La symbolique du cigare

La symbolique du cigare

Il évoque l'aisance mais indique aussi qu'un individu sait vivre. Par delà la richesse, le pouvoir ou la réussite il fait de l'amateur une personne raffinée. Suffit-il pour autant de fumer un cigare pour acquérir de la distinction ? Ce raccourci volontairement simpliste peut sembler n'être qu'une gageure, pourtant il n'est peut être pas aussi faux qu'il semble l'être. Le cigare possède une position privilégiée parmi les symboles du luxe, c'est l'un des seuls avec le vin qui exige le respect de certaines règles. Certes il est toujours possible de tirer des bouffées de fumée d'un objet ressemblant à un cigare, mais sans le respect de certaines règles, ce qui fait l'essence du cigare disparaît. Il suffit de parler de cigare pour que s'impose à notre esprit des images, d'autres symboles.

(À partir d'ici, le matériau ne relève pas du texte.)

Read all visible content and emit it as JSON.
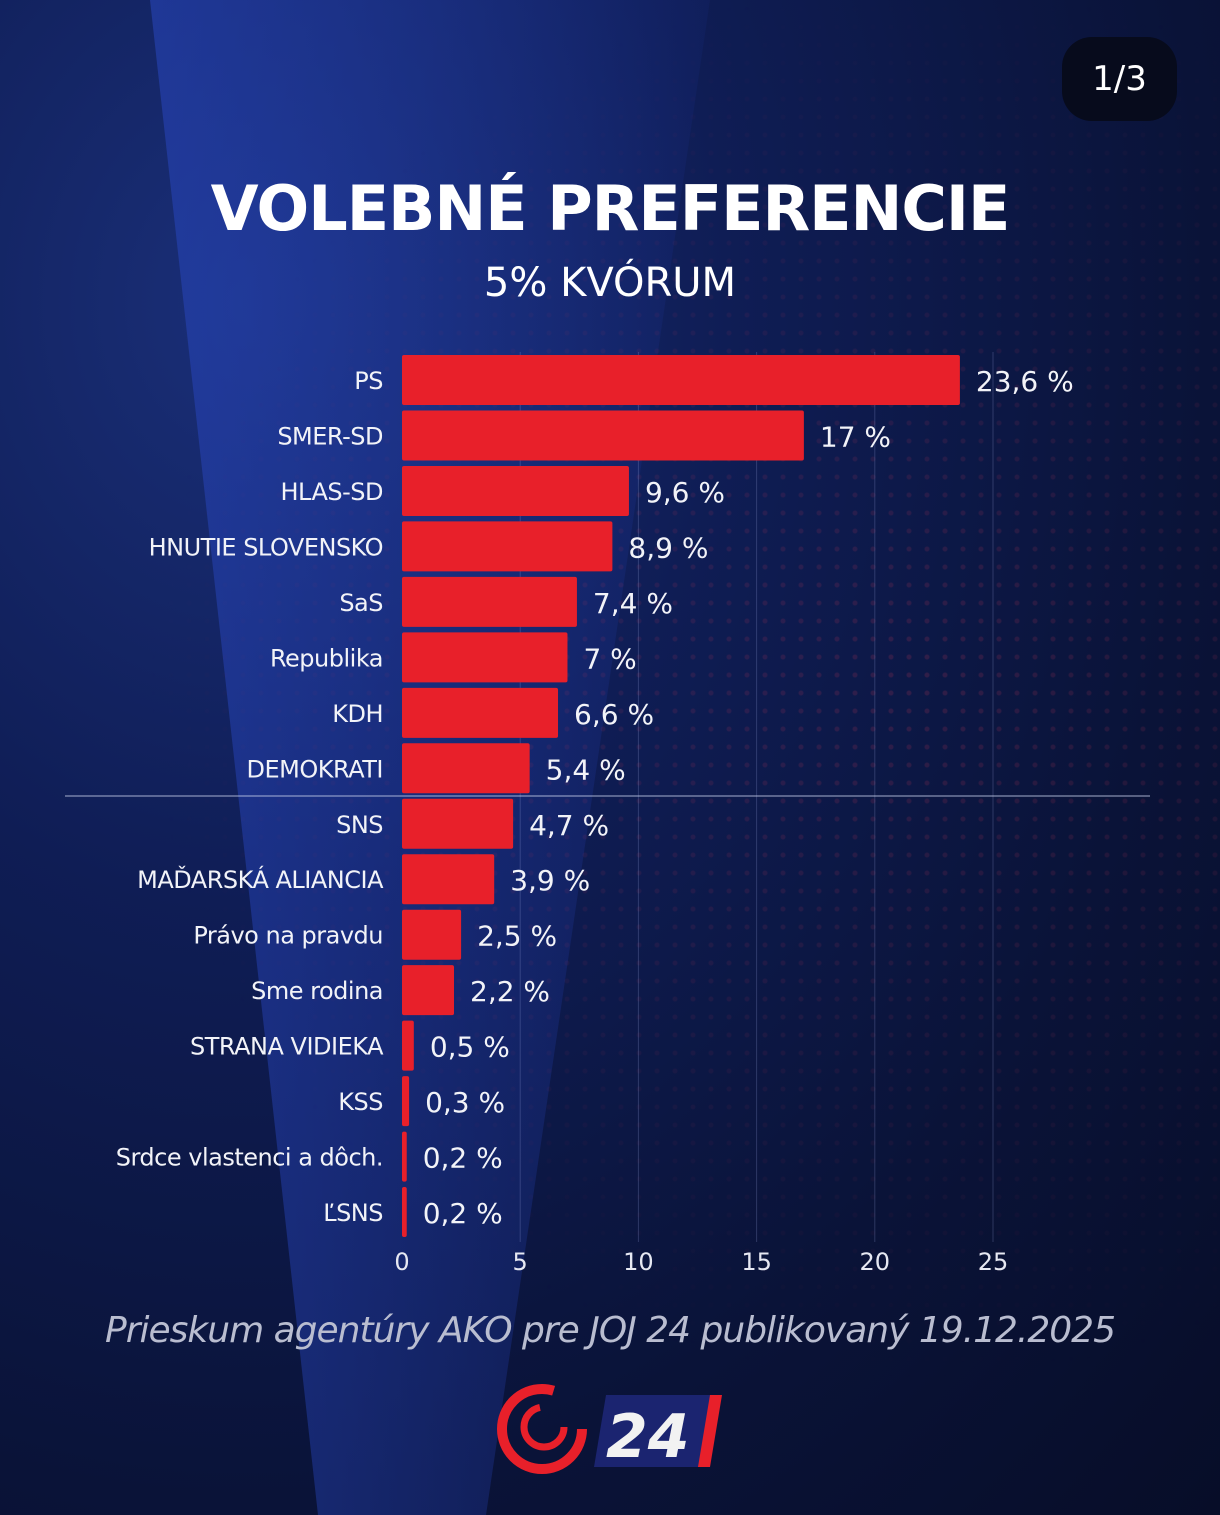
{
  "page_indicator": "1/3",
  "footer": "Prieskum agentúry AKO pre JOJ 24 publikovaný 19.12.2025",
  "logo_text": "24",
  "colors": {
    "bar": "#e8202a",
    "accent": "#e8202a"
  },
  "chart_data": {
    "type": "bar",
    "orientation": "horizontal",
    "title": "VOLEBNÉ PREFERENCIE",
    "subtitle": "5% KVÓRUM",
    "categories": [
      "PS",
      "SMER-SD",
      "HLAS-SD",
      "HNUTIE SLOVENSKO",
      "SaS",
      "Republika",
      "KDH",
      "DEMOKRATI",
      "SNS",
      "MAĎARSKÁ ALIANCIA",
      "Právo na pravdu",
      "Sme rodina",
      "STRANA VIDIEKA",
      "KSS",
      "Srdce vlastenci a dôch.",
      "ĽSNS"
    ],
    "values": [
      23.6,
      17,
      9.6,
      8.9,
      7.4,
      7,
      6.6,
      5.4,
      4.7,
      3.9,
      2.5,
      2.2,
      0.5,
      0.3,
      0.2,
      0.2
    ],
    "value_labels": [
      "23,6 %",
      "17 %",
      "9,6 %",
      "8,9 %",
      "7,4 %",
      "7 %",
      "6,6 %",
      "5,4 %",
      "4,7 %",
      "3,9 %",
      "2,5 %",
      "2,2 %",
      "0,5 %",
      "0,3 %",
      "0,2 %",
      "0,2 %"
    ],
    "xticks": [
      0,
      5,
      10,
      15,
      20,
      25
    ],
    "xlim": [
      0,
      25
    ],
    "threshold_after_index": 7,
    "grid": true
  }
}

Le concept du cigare possède un impact puissant, mais laissons là le symbole afin d'en préserver la force et le mystère du zèle iconoclaste des "psy" et attachons nous à pénétrer les mystères du cigare par l'étude de ses règles. Dans le monde du cigare comme pour le vin, l'érudition renforce le plaisir du novice. Tout un chacun peut apprécier un bon cigare comme il le ferait d'un grand vin. Mais l'amateur qui se base sur des connaissances techniques et sur une connaissance empirique du cigare voit son plaisir croître considérablement. Certaines perceptions, certaines finesses échappent au néophyte. Ces règles sont nombreuses, elles couvrent la fabrication du cigare, sa conservation, sa dégustation et par delà le cigare lui même elles visent à instaurer un code de savoir fumer. Le sujet est donc vaste : de l'agriculture au savoir vivre.

Pour autant, afin d'éviter un fastidieux exposé qui étudierait le problème selon une démarche chronologique, nous étudierons en premier lieu l'acte de fumer en lui même.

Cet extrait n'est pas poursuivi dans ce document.